Spring: $W = 0.000005297L^{3.110}\!\,$

Fall: $W = 0.000015241L^{2.94}\!\,$

where weight is in grams and length is total length measured in millimeters. For example, these relationships predict that a 600-mm red drum (just under 2 ft long) would weigh about 2300 g (just over 5 lb). These relationships can be used more specifically to determine how healthy a sample of red drum is by comparing their actual weights to weights predicted by these relationships for the same length.

==Consumption==

Red drum have a moderate flavor and are not oily. Big drum can be tricky to clean; removing the large scales can be challenging. Many fishers prefer to fillet with an electric knife, first removing the fillet from along the backbone, and then using the electric knife to cut the fillet from the skin and scales. Fish over 15 lb can become tough and have a consistency comparable with chicken, rather than the flaky texture of many species of fish. Younger fish are often indistinguishable in flavor from black drum.

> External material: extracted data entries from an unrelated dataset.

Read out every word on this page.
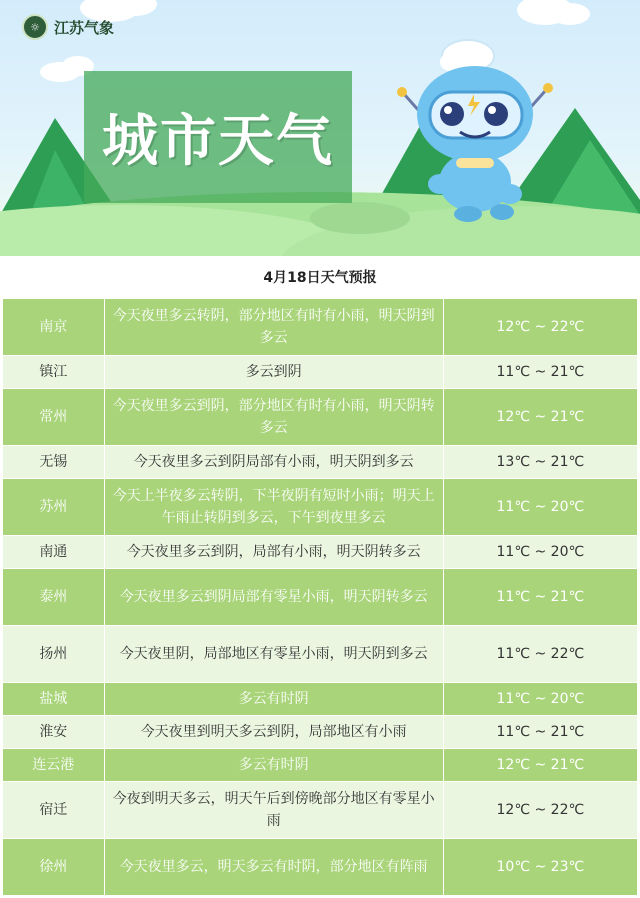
☼ 江苏气象
城市天气
4月18日天气预报
南京	今天夜里多云转阴，部分地区有时有小雨，明天阴到多云	12℃ ~ 22℃
镇江	多云到阴	11℃ ~ 21℃
常州	今天夜里多云到阴，部分地区有时有小雨，明天阴转多云	12℃ ~ 21℃
无锡	今天夜里多云到阴局部有小雨，明天阴到多云	13℃ ~ 21℃
苏州	今天上半夜多云转阴，下半夜阴有短时小雨；明天上午雨止转阴到多云，下午到夜里多云	11℃ ~ 20℃
南通	今天夜里多云到阴，局部有小雨，明天阴转多云	11℃ ~ 20℃
泰州	今天夜里多云到阴局部有零星小雨，明天阴转多云	11℃ ~ 21℃
扬州	今天夜里阴，局部地区有零星小雨，明天阴到多云	11℃ ~ 22℃
盐城	多云有时阴	11℃ ~ 20℃
淮安	今天夜里到明天多云到阴，局部地区有小雨	11℃ ~ 21℃
连云港	多云有时阴	12℃ ~ 21℃
宿迁	今夜到明天多云，明天午后到傍晚部分地区有零星小雨	12℃ ~ 22℃
徐州	今天夜里多云，明天多云有时阴，部分地区有阵雨	10℃ ~ 23℃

==Commercial and recreational use==
From 1980 through 1988, commercial fishermen took an average of 28% of the redfish, while sport fishermen harvested 72%. Catch limits and size restrictions have increased the average weight of redfish caught in Louisiana coastal waters. Restrictions on both sport and commercial fishermen allowed the species to rebuild. States actively vary the recreational catch limits and minimum and maximum lengths to help maintain sustainable red drum populations. Executive Order 13449 of October 20, 2007, issued by U.S. President George W. Bush, designated the red drum as a protected game fish. The order prohibits sale of red drum caught in federal waters and encourages states to consider designating red drum as a protected game fish within state waters.
While they may no longer be commercially harvested in U.S. federal waters or in most state waters, they are readily caught and still enjoyed as table fare by many. In addition, farm-raised redfish are still available as a commercial product Commercial netting disappeared after coastal states such as Florida declared red drum prohibited for sale. Recreational size and bag limits have been highly effective, allowing daily limits to be increased in recent years.

==Relationship to humans==
The North Carolina General Assembly of 1971 designated the red drum the official state saltwater fish. (Session Laws, 1961, c. 274; G.S. 145–6). The Texas Legislature designated the red drum as the official "State Saltwater Fish of Texas" in 2011.